Like us all, my father was flawed and I'm sure I've inherited some of his flaws (and perhaps even passed them on to my kids ;)), but this man's good qualities far exceeded the others. Here are just some of the many things I learned from this man and dearly loved about him: 1) Humility - he was a man of many notable successes in sports, and his work career however he'd be the last person to tell you about it, 2) Positivity - he would almost always greet you with a smile, and sturdy handshake, and/or a hug, and always went out of his way to make those around him feel welcome, 3) Walk the walk - he wasn't the most eloquent man but his actions spoke loudly and he was always diligent in seeing something through, 4) A strong work ethic - although perhaps a bit of a fault (that I share), there aren't many who could outwork this man, 5) Resilience - life dealt him many curveballs that he rose above and this is something that has had a huge influence on how I've navigated life, 6) Love for family - although the words weren't always expressed, a sturdy pat on the back or thigh and/or hug, and a term of endearment (e.g., "beast", "monster", "bud", etc.) was enough for me or any other to know he cared.
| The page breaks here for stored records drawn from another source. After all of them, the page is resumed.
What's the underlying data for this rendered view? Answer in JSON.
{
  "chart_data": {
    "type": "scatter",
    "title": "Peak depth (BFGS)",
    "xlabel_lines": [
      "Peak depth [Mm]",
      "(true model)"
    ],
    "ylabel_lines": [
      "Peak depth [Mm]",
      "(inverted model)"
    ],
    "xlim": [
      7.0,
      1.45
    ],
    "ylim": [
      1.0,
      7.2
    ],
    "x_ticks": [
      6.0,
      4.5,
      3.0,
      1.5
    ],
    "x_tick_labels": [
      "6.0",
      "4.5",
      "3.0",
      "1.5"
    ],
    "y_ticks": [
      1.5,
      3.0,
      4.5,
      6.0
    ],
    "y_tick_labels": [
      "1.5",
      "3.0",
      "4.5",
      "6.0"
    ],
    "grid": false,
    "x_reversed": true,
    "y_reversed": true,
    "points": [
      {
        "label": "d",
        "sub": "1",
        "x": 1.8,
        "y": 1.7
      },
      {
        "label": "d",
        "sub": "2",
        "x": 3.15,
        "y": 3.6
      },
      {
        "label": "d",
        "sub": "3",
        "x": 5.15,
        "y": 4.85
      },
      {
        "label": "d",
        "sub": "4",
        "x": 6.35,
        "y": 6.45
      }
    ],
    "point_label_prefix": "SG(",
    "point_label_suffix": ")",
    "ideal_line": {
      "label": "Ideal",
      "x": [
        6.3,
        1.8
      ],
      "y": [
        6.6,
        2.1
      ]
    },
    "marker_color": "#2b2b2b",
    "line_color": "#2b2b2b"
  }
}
If there was an event that was of the smallest importance to my kids, wife, or me, you could always count on him being there, 7) There is time to 'get things right' - later adulthood looked good on my dad. He stopped smoking, was an unparalleled grandpa, and resolved issues with those closest to him. and 8.) Respect for others - Dad was often confused for a doorman given that he'd always be last to step across the door threshold at the local restaurant or convenience store and, although he grew up in a small community in Southern Iowa, always seemed to see the humanity in people from all walks of life.


 My grief is greatly diminished in knowing that he is at peace and by the thoughts of him again rounding third base with blazing speeds and without a hint of pain, swinging the club without elbow pain (or his well-known slice), and bowling that 300 game that cruelly eluded him by one pin on several occasions.

I'm so grateful to be this man's son and miss him dearly. But, he is still with me, my family, and the many others that he's impacted in so many ways and I will see him and bear-hug him again one day.